Luzern, 28.8.16 (kath.ch) Seit Dezember letzten Jahres ist die Jesuitenkirche in Luzern wegen Sanierung geschlossen. Die Reinigung und Sicherung der Stuckaturen komme gut voran, erzählen zwei Stuckateure im Gespräch mit kath.ch.

Sylvia Stam

Wer in die Jesuitenkirche eingelassen wird, erkennt die hohe und helle Barockkirche derzeit kaum wieder: Das Kirchenschiff ist komplett mit Gerüsten verstellt, die sich den Wänden entlang und über die Kirchenbänke erstrecken. Die Leuchter sind in Plastik gehüllt, Statuen, Bilder und Altäre hinter schwarzen Folien geschützt.
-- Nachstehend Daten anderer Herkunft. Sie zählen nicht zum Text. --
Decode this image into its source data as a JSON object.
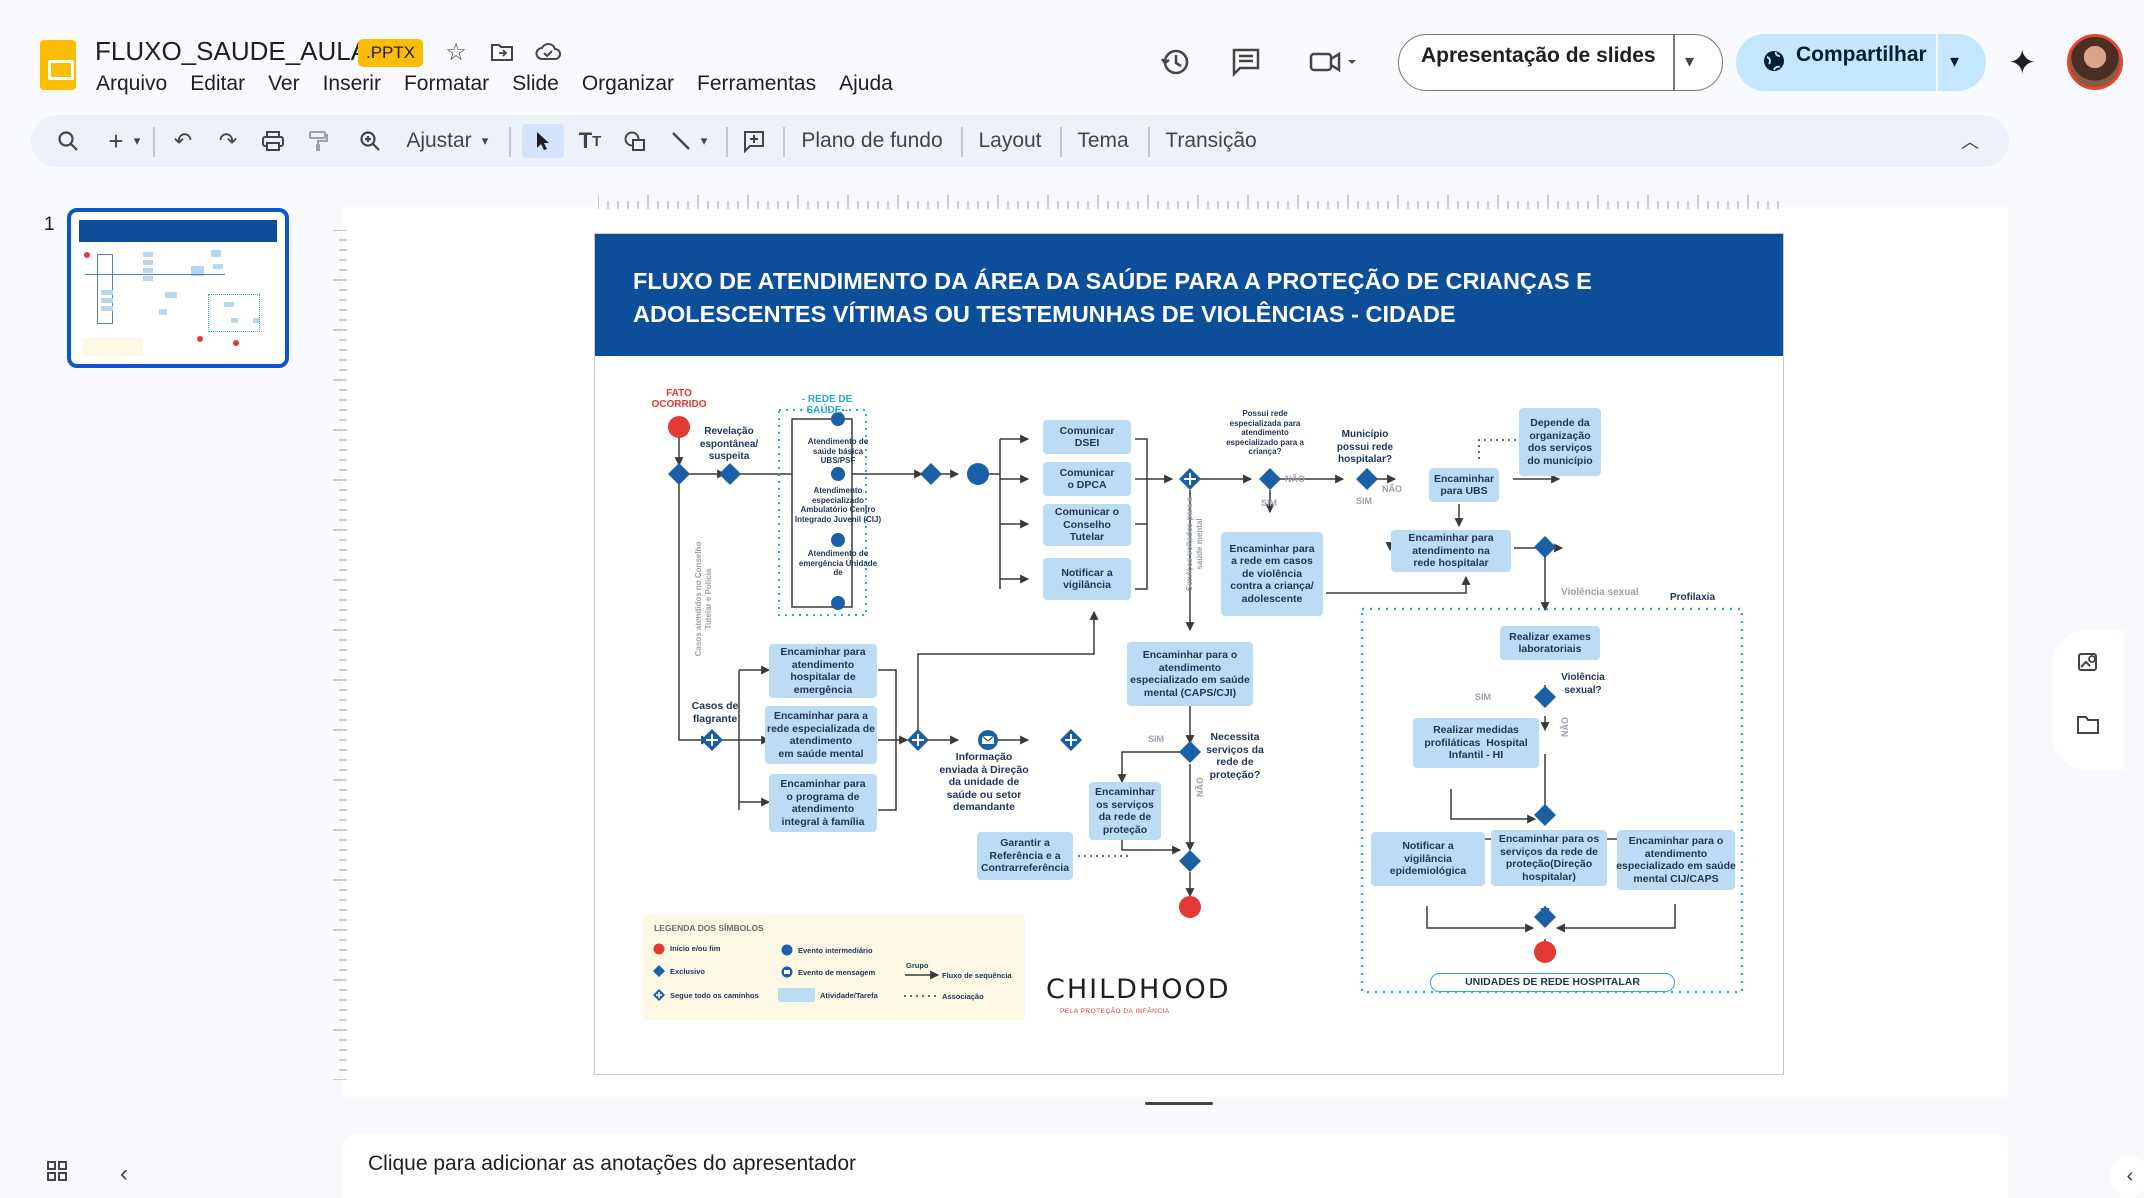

Seit Dezember 2015 wird die Kirche innen saniert: Das Stuckgewölbe wird gesichert und gereinigt, die Deckenbilder gereinigt und teilweise restauriert, Seitenwände und -kapellen ebenso wie Altäre und Kanzel gereinigt.

Risse im Stuck

«Es geht hauptsächlich um die Sicherheit», sagt Peter Schüpfer vom Stuckaturgeschäft Schüpfer und Debon AG. Sein Geschäft ist für die Restaurierung des Deckengewölbes zuständig. 30 Jahre nach der letzten Sanierung zeigten sich Risse im Deckenputz, einzelne Stuckaturen drohten gar, sich abzulösen.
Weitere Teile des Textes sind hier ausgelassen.